The RO will also be in a good position to direct and co-ordinate the implementation of any structural or operational changes that may be required by future, as yet unknown, regulatory demands. Indeed, horizon scanning and the practical analysis of future regulatory trends should be a central function of the RO.

The RO will not only introduce rigour, transparency and control to the process and costs of regulation management, it will also be able to achieve more subtle benefits through its close working relationship with the regulators. If it does this well, it will be able to achieve discreet flexibility when it is needed most. For example, it may be able to influence the timing of some ad hoc information requests so that less disruption is caused. For example, the finance department would prefer not to be dealing with a sudden and detailed information request when they are busy with the year end. Equally, the IT department would feel the same if it were racing to complete a major change management project.

All these subtle compromises, earned through a proper but close working relationship with the regulators, would deliver additional operational benefits. Such a relationship would be virtually impossible under a decentralised, ad hoc regulation management system. Indeed the chances of not being able to satisfy the regulators under a diversified approach, resulting at the very least in more scrutiny and escalating demands for substantial and detailed information at short notice, will surely increase along with all the attendant costs.
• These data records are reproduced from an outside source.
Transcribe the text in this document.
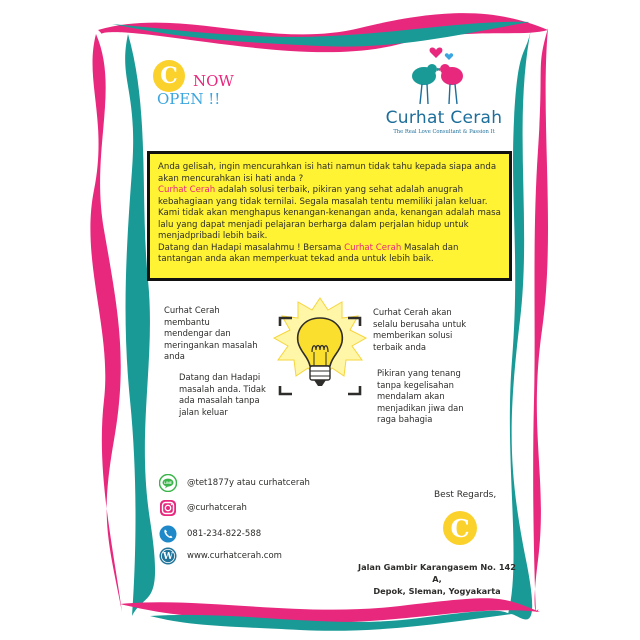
C NOW
OPEN !!
Curhat Cerah
The Real Love Consultant & Passion It

Anda gelisah, ingin mencurahkan isi hati namun tidak tahu kepada siapa anda akan mencurahkan isi hati anda ?

Curhat Cerah adalah solusi terbaik, pikiran yang sehat adalah anugrah kebahagiaan yang tidak ternilai. Segala masalah tentu memiliki jalan keluar. Kami tidak akan menghapus kenangan-kenangan anda, kenangan adalah masa lalu yang dapat menjadi pelajaran berharga dalam perjalan hidup untuk menjadpribadi lebih baik.

Datang dan Hadapi masalahmu ! Bersama Curhat Cerah Masalah dan tantangan anda akan memperkuat tekad anda untuk lebih baik.

Curhat Cerah membantu mendengar dan meringankan masalah anda
Datang dan Hadapi masalah anda. Tidak ada masalah tanpa jalan keluar
Curhat Cerah akan selalu berusaha untuk memberikan solusi terbaik anda
Pikiran yang tenang tanpa kegelisahan mendalam akan menjadikan jiwa dan raga bahagia
LINE @tet1877y atau curhatcerah
@curhatcerah
081-234-822-588
W www.curhatcerah.com
Best Regards,
C
Jalan Gambir Karangasem No. 142 A,
Depok, Sleman, Yogyakarta
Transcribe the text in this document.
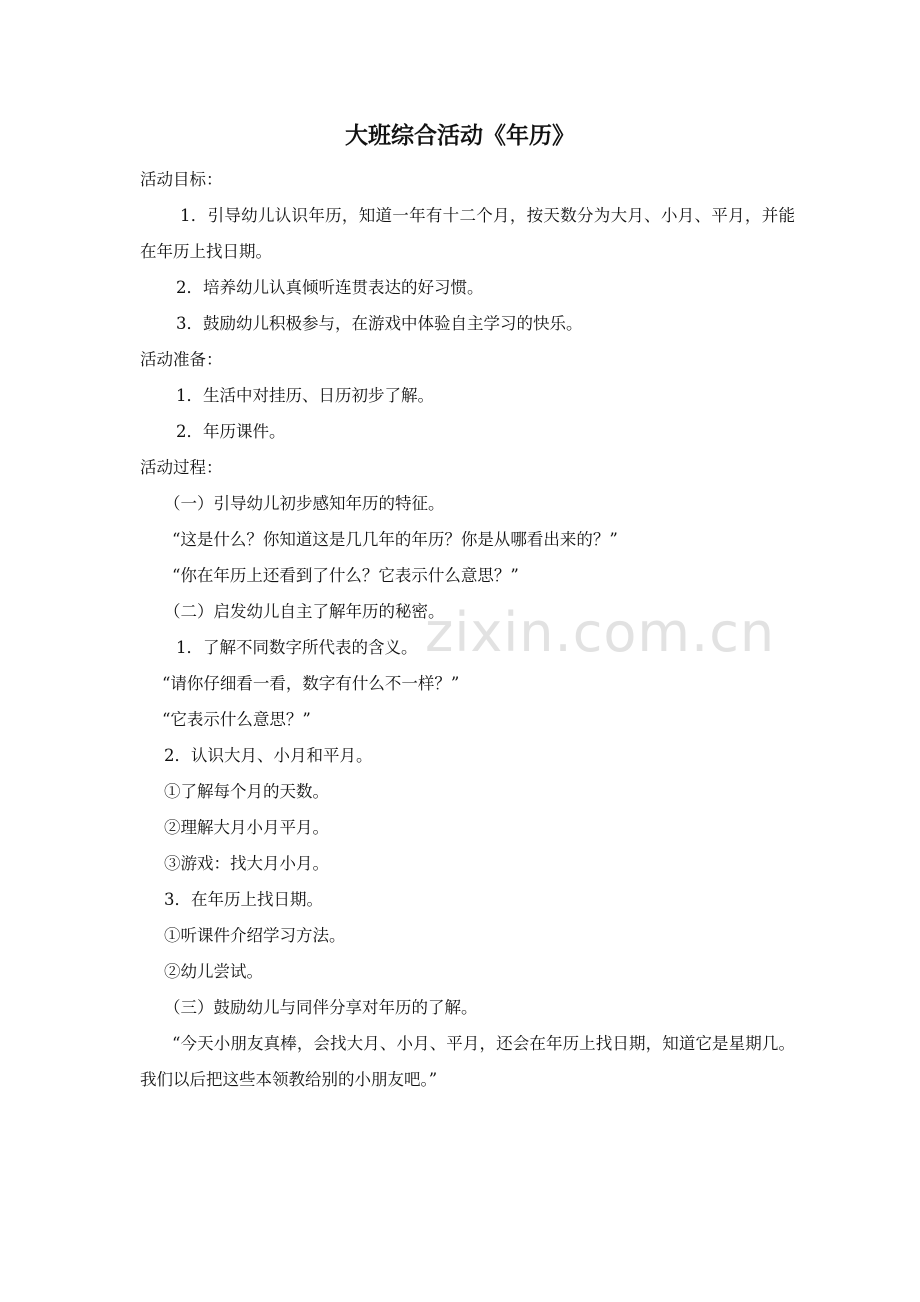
zixin.com.cn
大班综合活动《年历》
活动目标：
1．引导幼儿认识年历，知道一年有十二个月，按天数分为大月、小月、平月，并能在年历上找日期。
2．培养幼儿认真倾听连贯表达的好习惯。
3．鼓励幼儿积极参与，在游戏中体验自主学习的快乐。
活动准备：
1．生活中对挂历、日历初步了解。
2．年历课件。
活动过程：
（一）引导幼儿初步感知年历的特征。
“这是什么？你知道这是几几年的年历？你是从哪看出来的？”
“你在年历上还看到了什么？它表示什么意思？”
（二）启发幼儿自主了解年历的秘密。
1．了解不同数字所代表的含义。
“请你仔细看一看，数字有什么不一样？”
“它表示什么意思？”
2．认识大月、小月和平月。
①了解每个月的天数。
②理解大月小月平月。
③游戏：找大月小月。
3．在年历上找日期。
①听课件介绍学习方法。
②幼儿尝试。
（三）鼓励幼儿与同伴分享对年历的了解。
“今天小朋友真棒，会找大月、小月、平月，还会在年历上找日期，知道它是星期几。我们以后把这些本领教给别的小朋友吧。”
The arguments in favour of a centralised regulatory management operation are compelling from every angle. The risk of non-compliance and reputational damage in a much more intensive regulatory environment, either through error or misunderstanding, will be substantially reduced. Costs of regulatory management can be controlled and minimised. Finally, the RO is a scalable concept, with systems, protocols and resources that can be expanded and adapted to meet any challenge or demand that any regulator might throw at it.

No one can predict exactly what impact the regulators are going to have on the insurance industry. We all know that they will present a big challenge, against a backdrop of continued cost pressure across the sector. But what if there’s another AIG-type incident or another financial services scandal that infects the entire industry? That might spark another reassessment of the regulatory regime.

But that’s the point: no insurance company can afford to gamble on being able to muddle their passage through a highly unpredictable regulatory cloud without a centralised RO. If they do this they risk losing control of their costs, compliance failure (even if inadvertently through an error) and perhaps serious damage to both their reputation and shareholder value.